The national and international press coverage resulted in students from other schools planning their own protests. The two students who stayed behind to provide communications support began not only answering phone calls from news organizations, but also coordinating a schedule of students from many other schools to follow in their footsteps. The first in line was a group from Bluffton College, a Mennonite school in Ohio with a long tradition of religious pacifism, who joined the Grinnell 14 at noon on the third day. After them, groups from Carleton College, Cornell University, Syracuse University, and Yale University arrived. A continuous schedule of three-day student vigils took place for more than a year after the Grinnell 14's departure.

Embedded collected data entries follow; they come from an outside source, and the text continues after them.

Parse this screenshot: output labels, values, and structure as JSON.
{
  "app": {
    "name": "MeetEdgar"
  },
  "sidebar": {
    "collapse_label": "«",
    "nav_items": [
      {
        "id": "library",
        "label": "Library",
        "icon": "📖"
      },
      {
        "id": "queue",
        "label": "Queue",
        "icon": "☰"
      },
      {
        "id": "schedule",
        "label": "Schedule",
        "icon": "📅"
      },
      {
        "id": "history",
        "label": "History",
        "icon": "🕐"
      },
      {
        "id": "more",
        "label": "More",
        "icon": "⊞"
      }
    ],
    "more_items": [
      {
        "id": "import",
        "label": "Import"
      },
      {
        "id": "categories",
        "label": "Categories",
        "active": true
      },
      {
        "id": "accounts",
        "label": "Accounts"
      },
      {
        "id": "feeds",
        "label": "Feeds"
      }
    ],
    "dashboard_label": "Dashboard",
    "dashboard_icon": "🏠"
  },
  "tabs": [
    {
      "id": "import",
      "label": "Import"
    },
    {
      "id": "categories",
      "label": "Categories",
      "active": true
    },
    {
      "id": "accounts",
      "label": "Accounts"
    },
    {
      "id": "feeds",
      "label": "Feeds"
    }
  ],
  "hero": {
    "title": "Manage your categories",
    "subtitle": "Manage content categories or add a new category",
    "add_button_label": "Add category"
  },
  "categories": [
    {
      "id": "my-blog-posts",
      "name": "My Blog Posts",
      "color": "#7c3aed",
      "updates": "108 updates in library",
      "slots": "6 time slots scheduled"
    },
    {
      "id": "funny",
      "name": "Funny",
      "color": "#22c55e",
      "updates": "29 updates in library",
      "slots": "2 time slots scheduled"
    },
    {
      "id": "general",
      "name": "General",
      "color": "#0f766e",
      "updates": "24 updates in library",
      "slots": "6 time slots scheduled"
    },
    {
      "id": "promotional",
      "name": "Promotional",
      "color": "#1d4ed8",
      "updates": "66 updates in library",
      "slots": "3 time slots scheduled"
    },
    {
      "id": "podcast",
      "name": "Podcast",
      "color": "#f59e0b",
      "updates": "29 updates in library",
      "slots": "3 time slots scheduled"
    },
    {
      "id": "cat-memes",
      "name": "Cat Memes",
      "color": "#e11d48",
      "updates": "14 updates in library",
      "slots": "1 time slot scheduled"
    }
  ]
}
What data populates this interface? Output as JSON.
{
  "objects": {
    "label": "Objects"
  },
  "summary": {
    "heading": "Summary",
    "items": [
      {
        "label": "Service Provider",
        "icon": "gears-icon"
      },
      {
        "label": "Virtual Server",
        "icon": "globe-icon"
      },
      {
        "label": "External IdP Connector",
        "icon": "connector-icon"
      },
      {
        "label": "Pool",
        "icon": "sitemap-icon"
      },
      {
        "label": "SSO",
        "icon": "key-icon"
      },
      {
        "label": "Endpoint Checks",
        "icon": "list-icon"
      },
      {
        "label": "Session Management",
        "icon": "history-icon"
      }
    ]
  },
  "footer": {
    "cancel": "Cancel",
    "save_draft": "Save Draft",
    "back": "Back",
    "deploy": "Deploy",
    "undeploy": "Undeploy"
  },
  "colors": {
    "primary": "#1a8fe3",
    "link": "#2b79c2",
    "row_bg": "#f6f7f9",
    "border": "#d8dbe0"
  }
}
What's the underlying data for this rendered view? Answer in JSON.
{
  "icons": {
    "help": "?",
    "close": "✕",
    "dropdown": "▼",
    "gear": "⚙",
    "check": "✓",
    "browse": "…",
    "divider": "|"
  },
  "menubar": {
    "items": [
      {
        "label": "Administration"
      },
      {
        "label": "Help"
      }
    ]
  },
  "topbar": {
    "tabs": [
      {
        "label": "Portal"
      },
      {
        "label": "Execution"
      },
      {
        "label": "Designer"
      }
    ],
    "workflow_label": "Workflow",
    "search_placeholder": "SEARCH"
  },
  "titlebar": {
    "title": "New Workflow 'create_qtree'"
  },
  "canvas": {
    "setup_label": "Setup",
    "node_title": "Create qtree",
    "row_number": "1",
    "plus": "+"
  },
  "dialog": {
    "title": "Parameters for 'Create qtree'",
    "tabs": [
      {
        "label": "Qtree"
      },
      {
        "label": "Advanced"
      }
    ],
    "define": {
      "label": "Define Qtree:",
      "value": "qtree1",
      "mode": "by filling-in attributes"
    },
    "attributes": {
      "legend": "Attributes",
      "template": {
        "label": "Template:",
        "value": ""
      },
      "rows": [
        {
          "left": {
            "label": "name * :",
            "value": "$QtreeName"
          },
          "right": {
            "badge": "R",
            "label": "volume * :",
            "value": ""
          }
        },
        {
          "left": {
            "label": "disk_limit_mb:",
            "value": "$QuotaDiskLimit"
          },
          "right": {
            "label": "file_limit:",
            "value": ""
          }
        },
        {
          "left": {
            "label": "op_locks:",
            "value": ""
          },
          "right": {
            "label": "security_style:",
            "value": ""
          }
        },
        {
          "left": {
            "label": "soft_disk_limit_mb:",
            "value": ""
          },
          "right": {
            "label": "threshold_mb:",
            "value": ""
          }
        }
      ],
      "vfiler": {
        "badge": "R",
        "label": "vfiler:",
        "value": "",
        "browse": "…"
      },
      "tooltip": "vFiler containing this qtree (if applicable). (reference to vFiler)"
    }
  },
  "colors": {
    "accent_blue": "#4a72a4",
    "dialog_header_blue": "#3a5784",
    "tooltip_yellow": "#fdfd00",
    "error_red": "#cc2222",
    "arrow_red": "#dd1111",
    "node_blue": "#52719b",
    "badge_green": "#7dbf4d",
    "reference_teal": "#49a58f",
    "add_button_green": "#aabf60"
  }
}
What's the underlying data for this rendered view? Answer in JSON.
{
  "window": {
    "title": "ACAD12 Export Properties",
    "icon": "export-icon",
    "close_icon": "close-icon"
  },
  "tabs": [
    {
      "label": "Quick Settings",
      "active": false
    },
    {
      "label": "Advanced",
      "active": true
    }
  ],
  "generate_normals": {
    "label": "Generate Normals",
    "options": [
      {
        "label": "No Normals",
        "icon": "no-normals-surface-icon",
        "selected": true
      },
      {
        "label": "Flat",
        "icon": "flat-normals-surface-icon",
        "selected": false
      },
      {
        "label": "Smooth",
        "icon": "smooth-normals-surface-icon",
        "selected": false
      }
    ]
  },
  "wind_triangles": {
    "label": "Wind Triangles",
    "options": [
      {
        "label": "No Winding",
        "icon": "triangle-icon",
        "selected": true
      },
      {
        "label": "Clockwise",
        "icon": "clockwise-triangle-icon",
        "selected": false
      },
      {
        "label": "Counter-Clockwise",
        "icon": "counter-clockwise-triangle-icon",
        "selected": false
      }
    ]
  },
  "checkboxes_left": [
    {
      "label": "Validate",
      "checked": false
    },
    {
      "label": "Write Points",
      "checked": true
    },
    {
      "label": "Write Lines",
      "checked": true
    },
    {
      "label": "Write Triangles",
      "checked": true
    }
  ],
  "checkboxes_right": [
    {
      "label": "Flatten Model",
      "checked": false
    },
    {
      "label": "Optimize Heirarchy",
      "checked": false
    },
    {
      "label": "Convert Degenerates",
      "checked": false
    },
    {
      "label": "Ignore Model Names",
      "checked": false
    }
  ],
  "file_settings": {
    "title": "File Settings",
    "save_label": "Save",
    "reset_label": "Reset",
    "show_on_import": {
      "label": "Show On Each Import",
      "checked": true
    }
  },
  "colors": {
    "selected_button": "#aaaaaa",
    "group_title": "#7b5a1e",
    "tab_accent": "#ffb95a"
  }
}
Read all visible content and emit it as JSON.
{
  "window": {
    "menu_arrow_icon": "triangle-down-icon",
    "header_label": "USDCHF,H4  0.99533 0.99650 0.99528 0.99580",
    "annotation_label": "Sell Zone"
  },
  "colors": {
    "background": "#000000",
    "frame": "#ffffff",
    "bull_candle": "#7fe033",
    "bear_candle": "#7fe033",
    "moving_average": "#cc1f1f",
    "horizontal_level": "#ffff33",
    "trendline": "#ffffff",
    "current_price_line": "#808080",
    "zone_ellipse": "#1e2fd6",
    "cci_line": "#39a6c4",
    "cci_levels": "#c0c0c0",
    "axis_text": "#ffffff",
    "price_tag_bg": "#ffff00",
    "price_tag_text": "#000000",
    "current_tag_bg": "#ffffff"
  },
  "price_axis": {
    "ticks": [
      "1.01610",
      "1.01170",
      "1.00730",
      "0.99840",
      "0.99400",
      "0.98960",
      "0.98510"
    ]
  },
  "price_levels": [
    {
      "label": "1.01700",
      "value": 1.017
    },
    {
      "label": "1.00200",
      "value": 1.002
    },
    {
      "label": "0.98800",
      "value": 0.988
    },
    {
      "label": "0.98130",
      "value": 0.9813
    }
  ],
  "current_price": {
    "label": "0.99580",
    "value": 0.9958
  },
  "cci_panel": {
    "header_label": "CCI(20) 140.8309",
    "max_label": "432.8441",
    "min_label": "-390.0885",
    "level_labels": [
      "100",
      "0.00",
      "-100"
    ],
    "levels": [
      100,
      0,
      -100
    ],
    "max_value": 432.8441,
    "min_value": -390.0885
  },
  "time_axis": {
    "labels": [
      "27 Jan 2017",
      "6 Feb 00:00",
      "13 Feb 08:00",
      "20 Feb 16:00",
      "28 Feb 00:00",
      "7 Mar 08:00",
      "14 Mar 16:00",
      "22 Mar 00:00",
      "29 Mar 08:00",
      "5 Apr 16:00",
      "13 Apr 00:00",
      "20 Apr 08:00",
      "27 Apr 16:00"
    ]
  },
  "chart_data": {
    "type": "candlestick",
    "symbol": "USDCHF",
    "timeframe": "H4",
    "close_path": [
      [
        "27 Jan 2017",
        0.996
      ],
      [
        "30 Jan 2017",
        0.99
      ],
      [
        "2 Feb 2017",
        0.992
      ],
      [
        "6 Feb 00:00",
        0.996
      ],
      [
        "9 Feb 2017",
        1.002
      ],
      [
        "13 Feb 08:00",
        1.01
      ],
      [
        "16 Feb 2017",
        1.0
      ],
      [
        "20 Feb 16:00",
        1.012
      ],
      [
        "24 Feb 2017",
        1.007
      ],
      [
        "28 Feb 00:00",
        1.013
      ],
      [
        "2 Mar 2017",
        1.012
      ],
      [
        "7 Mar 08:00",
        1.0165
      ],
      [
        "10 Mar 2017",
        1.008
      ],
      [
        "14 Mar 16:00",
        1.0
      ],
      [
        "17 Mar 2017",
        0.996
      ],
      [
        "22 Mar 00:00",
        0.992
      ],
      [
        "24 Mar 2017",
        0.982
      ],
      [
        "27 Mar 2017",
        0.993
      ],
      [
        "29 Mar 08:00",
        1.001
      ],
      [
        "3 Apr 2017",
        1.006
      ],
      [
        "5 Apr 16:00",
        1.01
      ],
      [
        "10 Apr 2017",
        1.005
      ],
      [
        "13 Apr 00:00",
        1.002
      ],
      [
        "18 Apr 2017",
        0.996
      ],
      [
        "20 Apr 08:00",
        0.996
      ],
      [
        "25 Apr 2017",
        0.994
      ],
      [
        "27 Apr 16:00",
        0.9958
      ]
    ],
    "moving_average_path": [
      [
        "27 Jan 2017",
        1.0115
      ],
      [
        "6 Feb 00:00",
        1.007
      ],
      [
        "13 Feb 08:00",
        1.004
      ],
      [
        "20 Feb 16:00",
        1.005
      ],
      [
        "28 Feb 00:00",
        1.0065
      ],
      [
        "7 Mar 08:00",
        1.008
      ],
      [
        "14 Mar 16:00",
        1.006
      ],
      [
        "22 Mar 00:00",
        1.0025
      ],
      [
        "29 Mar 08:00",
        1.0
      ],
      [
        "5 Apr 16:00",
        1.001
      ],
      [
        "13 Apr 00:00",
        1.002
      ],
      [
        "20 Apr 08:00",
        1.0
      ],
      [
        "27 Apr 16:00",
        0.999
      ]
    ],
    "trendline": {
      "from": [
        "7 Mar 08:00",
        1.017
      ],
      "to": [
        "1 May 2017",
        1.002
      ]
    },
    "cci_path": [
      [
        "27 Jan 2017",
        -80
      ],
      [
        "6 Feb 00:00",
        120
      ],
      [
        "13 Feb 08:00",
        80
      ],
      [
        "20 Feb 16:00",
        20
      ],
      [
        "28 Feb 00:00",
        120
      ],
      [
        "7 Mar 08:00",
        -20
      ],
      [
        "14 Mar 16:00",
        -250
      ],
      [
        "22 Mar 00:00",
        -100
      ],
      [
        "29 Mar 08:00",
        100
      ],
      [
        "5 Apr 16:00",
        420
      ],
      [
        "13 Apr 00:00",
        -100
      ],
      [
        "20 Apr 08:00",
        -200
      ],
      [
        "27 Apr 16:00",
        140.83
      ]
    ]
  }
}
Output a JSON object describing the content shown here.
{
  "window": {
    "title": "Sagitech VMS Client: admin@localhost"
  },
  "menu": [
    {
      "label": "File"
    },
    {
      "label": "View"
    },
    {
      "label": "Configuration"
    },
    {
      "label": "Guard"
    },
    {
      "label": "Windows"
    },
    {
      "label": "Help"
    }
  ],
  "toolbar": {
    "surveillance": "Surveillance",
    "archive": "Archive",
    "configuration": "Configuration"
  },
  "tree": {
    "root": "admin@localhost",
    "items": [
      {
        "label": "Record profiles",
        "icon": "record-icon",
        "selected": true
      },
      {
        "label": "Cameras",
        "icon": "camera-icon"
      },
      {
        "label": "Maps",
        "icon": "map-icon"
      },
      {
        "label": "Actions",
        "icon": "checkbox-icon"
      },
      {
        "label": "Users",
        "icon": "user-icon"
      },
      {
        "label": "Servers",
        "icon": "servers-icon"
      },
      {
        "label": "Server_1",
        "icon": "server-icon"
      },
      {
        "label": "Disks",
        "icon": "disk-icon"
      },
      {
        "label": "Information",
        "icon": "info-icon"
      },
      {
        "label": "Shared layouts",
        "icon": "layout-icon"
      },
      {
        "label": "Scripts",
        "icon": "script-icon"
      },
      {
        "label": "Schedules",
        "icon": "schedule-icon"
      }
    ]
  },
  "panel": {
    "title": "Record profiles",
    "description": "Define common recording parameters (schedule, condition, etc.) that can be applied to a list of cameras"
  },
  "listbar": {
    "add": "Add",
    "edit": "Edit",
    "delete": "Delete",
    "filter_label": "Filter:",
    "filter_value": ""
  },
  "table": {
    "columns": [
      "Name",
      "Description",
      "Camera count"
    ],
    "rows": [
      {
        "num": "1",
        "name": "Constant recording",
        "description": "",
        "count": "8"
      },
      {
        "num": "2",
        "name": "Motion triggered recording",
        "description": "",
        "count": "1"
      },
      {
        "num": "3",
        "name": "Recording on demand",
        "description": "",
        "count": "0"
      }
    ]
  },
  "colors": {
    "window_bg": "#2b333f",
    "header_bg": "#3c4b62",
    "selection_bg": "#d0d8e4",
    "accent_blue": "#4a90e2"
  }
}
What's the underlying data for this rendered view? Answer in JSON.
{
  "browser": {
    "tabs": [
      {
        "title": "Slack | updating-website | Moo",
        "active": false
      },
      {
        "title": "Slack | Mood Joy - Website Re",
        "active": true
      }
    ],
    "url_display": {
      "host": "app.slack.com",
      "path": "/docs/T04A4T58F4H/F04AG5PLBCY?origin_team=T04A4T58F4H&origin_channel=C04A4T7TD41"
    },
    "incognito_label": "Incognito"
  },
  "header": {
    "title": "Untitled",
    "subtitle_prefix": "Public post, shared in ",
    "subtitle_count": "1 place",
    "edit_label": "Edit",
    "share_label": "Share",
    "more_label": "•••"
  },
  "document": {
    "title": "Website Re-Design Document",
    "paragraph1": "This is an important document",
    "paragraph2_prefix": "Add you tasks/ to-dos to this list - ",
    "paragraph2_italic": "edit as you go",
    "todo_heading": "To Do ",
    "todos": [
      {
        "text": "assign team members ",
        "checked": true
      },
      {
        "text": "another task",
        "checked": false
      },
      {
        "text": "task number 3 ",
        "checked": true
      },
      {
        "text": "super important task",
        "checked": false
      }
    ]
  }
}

Counter-protesters included George Lincoln Rockwell, the founder of the American Nazi Party and a group of nine young adults calling itself the Metropolitan Washington Young Americans For Freedom. While some people disagreed with the Grinnell 14's goal, the protest was not generally seen as being supportive of the Soviet Union. Other protesters were common, including for unrelated causes. Columbia Spectator , the student newspaper for Columbia University, reported that students from Columbia took their turn in the scheduled vigils in December 1961. About 20 students from Columbia, carrying signs saying things like "Don't Mimic the Russians", picketed alongside students from other schools in support a nuclear test ban. Five Columbia students joined the group of Young Americans for Freedom, who were in favor of the US resuming nuclear bomb testing and against the United Nations' involvement in the Congo Crisis. They also shared the sidewalk with five uniformed stormtroopers of the American Nazi Party, who were picketing in support of clemency for the German Nazi politician Rudolph Hess, two youths from the Young American Nationalists carrying a sign against communism and racial equality, and a group of older adults supporting the release of the spy Morton Sobell.

== Result ==
In the words of Michael Montross, one of the original instigators of the protest, "by 1963 we had accomplished 100 percent of our stated original objective, and open-air testing of nuclear explosions became internationally prohibited."